Un autre livre sera ouvert : le livre de la vie. Ce ne sera pas pour y inscrire le nom de qui que ce soit, mais pour rappeler aux pécheurs qu’eux aussi auraient pu y être inscrits et échapper ainsi à l’enfer, s’ils n’avaient pas méprisé la grâce de Dieu. Il ne s’agit donc pas non plus de vérifier si le nom de quelque réprouvé pourrait, contre toute attente, se trouver dans le livre de la vie ! Non ! aucun de ceux dont Dieu a écrit le nom dans ce livre ne comparaîtra devant le grand trône blanc. Ayant cru en Jésus, ils ne viendront pas en jugement (Jean 5:24). «Il n’y a donc maintenant aucune condamnation pour ceux qui sont dans le Christ Jésus» (Rom. 8:1).

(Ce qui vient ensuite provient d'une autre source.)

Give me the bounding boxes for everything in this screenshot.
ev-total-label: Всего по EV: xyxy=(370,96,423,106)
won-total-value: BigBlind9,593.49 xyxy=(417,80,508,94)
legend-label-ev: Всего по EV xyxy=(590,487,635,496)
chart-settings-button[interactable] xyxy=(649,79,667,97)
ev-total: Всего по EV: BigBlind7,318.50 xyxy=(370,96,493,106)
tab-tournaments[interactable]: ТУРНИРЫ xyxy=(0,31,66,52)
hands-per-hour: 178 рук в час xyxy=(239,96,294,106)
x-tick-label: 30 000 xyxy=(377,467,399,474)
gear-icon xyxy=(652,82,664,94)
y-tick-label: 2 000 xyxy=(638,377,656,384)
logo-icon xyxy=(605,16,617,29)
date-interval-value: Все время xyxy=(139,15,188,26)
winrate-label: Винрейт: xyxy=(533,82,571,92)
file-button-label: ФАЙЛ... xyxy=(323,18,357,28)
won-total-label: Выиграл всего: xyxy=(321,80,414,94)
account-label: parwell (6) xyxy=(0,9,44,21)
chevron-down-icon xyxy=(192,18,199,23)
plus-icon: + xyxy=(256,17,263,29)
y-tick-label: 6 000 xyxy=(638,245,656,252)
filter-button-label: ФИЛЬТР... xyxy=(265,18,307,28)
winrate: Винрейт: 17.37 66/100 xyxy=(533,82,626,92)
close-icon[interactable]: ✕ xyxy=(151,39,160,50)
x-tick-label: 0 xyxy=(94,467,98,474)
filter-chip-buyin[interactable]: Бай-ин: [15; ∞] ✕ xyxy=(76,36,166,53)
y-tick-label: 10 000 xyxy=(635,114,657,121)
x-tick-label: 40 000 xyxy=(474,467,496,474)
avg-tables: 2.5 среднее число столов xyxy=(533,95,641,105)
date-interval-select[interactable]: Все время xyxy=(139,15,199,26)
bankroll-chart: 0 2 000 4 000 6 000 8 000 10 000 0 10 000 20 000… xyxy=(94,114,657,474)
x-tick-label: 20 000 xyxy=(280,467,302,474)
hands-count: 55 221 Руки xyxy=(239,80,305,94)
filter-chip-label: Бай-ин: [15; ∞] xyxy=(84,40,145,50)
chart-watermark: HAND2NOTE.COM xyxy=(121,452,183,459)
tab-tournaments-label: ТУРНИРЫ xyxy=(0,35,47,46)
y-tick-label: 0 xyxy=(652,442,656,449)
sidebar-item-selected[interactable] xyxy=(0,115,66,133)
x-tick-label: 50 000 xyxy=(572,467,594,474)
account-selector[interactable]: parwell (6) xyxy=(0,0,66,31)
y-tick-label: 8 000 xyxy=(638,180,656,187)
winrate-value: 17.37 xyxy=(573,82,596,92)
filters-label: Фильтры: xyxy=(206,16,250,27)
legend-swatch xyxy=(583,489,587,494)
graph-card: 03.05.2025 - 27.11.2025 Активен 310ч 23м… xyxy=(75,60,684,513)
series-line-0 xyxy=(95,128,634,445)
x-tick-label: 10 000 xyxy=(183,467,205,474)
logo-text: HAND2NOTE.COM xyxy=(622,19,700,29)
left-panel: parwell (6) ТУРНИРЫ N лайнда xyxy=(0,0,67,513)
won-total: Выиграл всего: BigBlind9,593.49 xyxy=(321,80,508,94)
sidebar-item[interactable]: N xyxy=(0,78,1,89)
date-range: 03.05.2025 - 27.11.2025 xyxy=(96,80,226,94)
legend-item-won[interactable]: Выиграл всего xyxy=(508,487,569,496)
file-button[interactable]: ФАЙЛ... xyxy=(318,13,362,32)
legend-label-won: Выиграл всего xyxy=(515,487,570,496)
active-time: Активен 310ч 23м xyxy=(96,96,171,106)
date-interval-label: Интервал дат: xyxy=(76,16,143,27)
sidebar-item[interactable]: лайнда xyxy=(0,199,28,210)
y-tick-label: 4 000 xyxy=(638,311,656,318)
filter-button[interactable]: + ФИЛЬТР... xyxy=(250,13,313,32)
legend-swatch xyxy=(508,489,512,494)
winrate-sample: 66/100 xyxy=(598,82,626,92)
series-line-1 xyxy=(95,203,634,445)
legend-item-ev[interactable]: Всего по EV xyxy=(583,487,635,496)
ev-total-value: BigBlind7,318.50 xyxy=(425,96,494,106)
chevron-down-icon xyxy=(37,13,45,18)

Plusieurs autres passages parlent du livre de la vie (*). Quiconque n’y est pas inscrit est irrémédiablement perdu. Lecteur, votre nom figure-t-il dans ce livre ? Si tel est le cas, vous pouvez vous réjouir, car le Seigneur déclarait à ses disciples : «Réjouissez-vous parce que vos noms sont écrits dans les cieux». Sinon, n’attendez pas, mettez-vous sans délai en règle avec Dieu, car la Parole est formelle : «Et si quelqu’un n’était pas trouvé écrit dans le livre de vie, il était jeté dans l’étang de feu» (Apoc. 20:15).
(*) Ps. 69:28 ; Phil. 4:3 ; Apoc. 3:5 ; 13:8. Voir également Luc 10:20 et Héb. 12:22, 23.
Le refus de la grâce divine aggrave considérablement la condamnation des pécheurs. «Celui qui croit en lui (le Fils de Dieu) n’est pas jugé, mais celui qui ne croit pas est déjà jugé, parce qu’il n’a pas cru au nom du Fils unique de Dieu» (Jean 3:18). Hélas ! pour ceux qui comparaîtront devant le grand trône blanc, il y aura une condamnation inexorable et définitive : ils seront «jetés dans l’étang de feu». Le chapitre 21, v. 8 précise les chefs d’accusation qui leur attireront ce châtiment : «Mais quant aux timides (c’est-à-dire ceux qui n’auront jamais voulu se décider franchement pour Christ), et aux incrédules (c’est-à-dire ceux qui auront refusé le salut), et à ceux qui se sont souillés avec des abominations, et aux meurtriers, et aux fornicateurs, et aux magiciens, et aux idolâtres, et à tous les menteurs, leur part sera dans l’étang brûlant de feu et de soufre, qui est la seconde mort». Telle est la juste sentence qui sera rendue par le Seigneur contre tous ces coupables.